Daily Local News (West Chester, PA)
2,500 freshmen move into WCU
Fall classes start Monday
WEST CHESTER » “Drivers stay with you cars,” University Student Housing official Stephanie Cartwright, warned freshmen and their families as they arrived at Commonwealth Hall on South New Street for freshmen move-in day. The first of over 17,000 students returned to town as West Chester University welcomed freshmen to on-campus residence halls Friday.
With military precision, housing officials, groups of returning student volunteers and families unloaded the clothes, mini-refrigerators, duffel bags, lap tops, backpacks and cases of water for delivery to their new homes for the next nine months.
“It’s been a beautiful day, with both the weather and the new system we’re using,” said Michael Selby, CEO of University Student Housing. “There are over 2,500 first-year students moving in to both USH housing (Commonwealth, Allegheny and Brandywine,) and the traditional (Goshen, Tyson and Schmidt) campus housing today.”
Selby said the university worked with the borough to minimize the impact to neigh-
bors.
A number of streets were closed to traffic including New Street as university officials used the two campus parking garages for the first time as stage. Arriving students were given window tags which instructed them on the route to their hall and where the dorm room their processions would go. Cars were released 10 to 12 at a time to each hall, where returning student volunteers unloaded and quickly moved the incoming students on to their next check-in.

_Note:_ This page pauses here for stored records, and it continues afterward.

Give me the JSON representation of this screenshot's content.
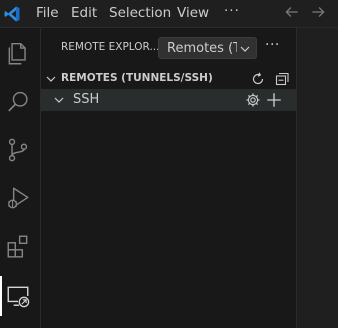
{
  "menu": {
    "items": [
      {
        "label": "File"
      },
      {
        "label": "Edit"
      },
      {
        "label": "Selection"
      },
      {
        "label": "View"
      }
    ],
    "more": "···"
  },
  "activity_bar": {
    "items": [
      {
        "icon": "explorer-icon"
      },
      {
        "icon": "search-icon"
      },
      {
        "icon": "source-control-icon"
      },
      {
        "icon": "run-debug-icon"
      },
      {
        "icon": "extensions-icon"
      },
      {
        "icon": "remote-explorer-icon",
        "active": true
      }
    ]
  },
  "sidebar": {
    "title": "REMOTE EXPLOR...",
    "dropdown": {
      "value": "Remotes (Tu"
    },
    "more": "···",
    "section": {
      "label": "REMOTES (TUNNELS/SSH)",
      "expanded": true
    },
    "tree": [
      {
        "label": "SSH",
        "expanded": true
      }
    ]
  },
  "colors": {
    "accent": "#0078d4",
    "background": "#1f1f1f",
    "sidebar": "#181818",
    "hover_row": "#2a2d2e"
  }
}
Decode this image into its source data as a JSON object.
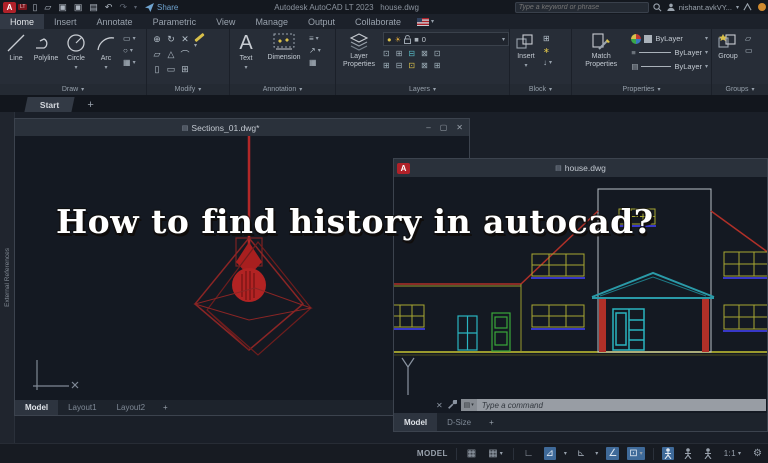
{
  "titlebar": {
    "logo_letter": "A",
    "logo_badge": "LT",
    "share_label": "Share",
    "app_title": "Autodesk AutoCAD LT 2023",
    "doc_name": "house.dwg",
    "search_placeholder": "Type a keyword or phrase",
    "account_name": "nishant.avkVY..."
  },
  "icons": {
    "new": "▯",
    "open": "▱",
    "save": "▣",
    "save_as": "▣",
    "plot": "▤",
    "undo": "↶",
    "redo": "↷",
    "caret": "▾",
    "doc": "▤",
    "grid": "▦",
    "ortho": "∟",
    "polar": "⊿",
    "isodraft": "⊾",
    "otrack": "∠",
    "osnap": "⊡",
    "gear": "⚙",
    "minimize": "–",
    "restore": "▢",
    "close": "✕",
    "plus": "+",
    "bulb": "●",
    "sun": "☀",
    "swatch": "■",
    "lines": "≡",
    "ltype": "▤",
    "text_tool": "A",
    "arrow_ne": "↗",
    "table": "▦",
    "rect": "▭",
    "ellipse": "○",
    "hatch": "▦",
    "move": "⊕",
    "rotate": "↻",
    "trim": "✕",
    "copy": "▱",
    "mirror": "△",
    "fillet": "⌒",
    "stretch": "▯",
    "scale": "▭",
    "array": "⊞",
    "blk1": "⊞",
    "blk2": "∗",
    "blk3": "↓",
    "lay1": "⊡",
    "lay2": "⊞",
    "lay3": "⊟",
    "lay4": "⊠",
    "lay5": "⊡",
    "lay6": "⊞",
    "lay7": "⊟",
    "lay8": "⊡",
    "lay9": "⊠",
    "lay10": "⊞"
  },
  "ribbon": {
    "tabs": [
      {
        "label": "Home"
      },
      {
        "label": "Insert"
      },
      {
        "label": "Annotate"
      },
      {
        "label": "Parametric"
      },
      {
        "label": "View"
      },
      {
        "label": "Manage"
      },
      {
        "label": "Output"
      },
      {
        "label": "Collaborate"
      }
    ],
    "panels": {
      "draw": {
        "label": "Draw",
        "buttons": [
          "Line",
          "Polyline",
          "Circle",
          "Arc"
        ]
      },
      "modify": {
        "label": "Modify"
      },
      "annotation": {
        "label": "Annotation",
        "text_label": "Text",
        "dimension_label": "Dimension"
      },
      "layers": {
        "label": "Layers",
        "big_label": "Layer Properties",
        "current_layer": "0"
      },
      "block": {
        "label": "Block",
        "big_label": "Insert"
      },
      "properties": {
        "label": "Properties",
        "big_label": "Match Properties",
        "color_value": "ByLayer",
        "lineweight_value": "ByLayer",
        "linetype_value": "ByLayer"
      },
      "groups": {
        "label": "Groups",
        "big_label": "Group"
      }
    }
  },
  "file_tabs": {
    "start": "Start",
    "add": "+"
  },
  "palette": {
    "label": "External References"
  },
  "overlay": {
    "text": "How to find history in autocad?"
  },
  "window_sections": {
    "title": "Sections_01.dwg*",
    "tabs": [
      {
        "label": "Model"
      },
      {
        "label": "Layout1"
      },
      {
        "label": "Layout2"
      }
    ],
    "add_tab": "+"
  },
  "window_house": {
    "title": "house.dwg",
    "command_placeholder": "Type a command",
    "tabs": [
      {
        "label": "Model"
      },
      {
        "label": "D-Size"
      }
    ],
    "add_tab": "+"
  },
  "statusbar": {
    "model_label": "MODEL",
    "scale": "1:1"
  }
}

“It’s really well organized, much better than when we went,” said Christine Taylor of Downingtown, who with her husband Scott Taylor are both alumni of West Chester. By noon the couple had unloaded their daughter, Alexandra’s gear and were headed home.
“It’s going great,” said Barbara Grogg of Mechanicsburg, who along with her husband Fares Farhat were unloading the third car full of processions for their daughter. ”We were here last week for the drop and go, and now we have her car and the pickup. I don’t knowhow it’s all going to fit in the room”
Upperclassmen return Saturday, with the first day of class beginning Monday.
The university expects fall 2018 enrollment to exceed fall 2017 enrollment, which totaled 17,306 students of which 2,855 were graduate students. A press release said virtually 100 percent of the anticipated growth at the graduate level is occurring in online Distance Education offerings.
The university also pointed out that nearly one quarter of new students are from families in which they were the first generation to go to college. As part of a new pilot program, more than 100 first-generation students were welcomed at the Center for Student Involvement to speak with faculty and staff about the various opportunities at West Chester.
West Chester University President Christopher Fiorentino stopped by and spoke to some of the freshmen. One was Christina Rubino of Allentown, New Jersey who told him that she picked WCU because it had a large number of students but still had a small-town feel.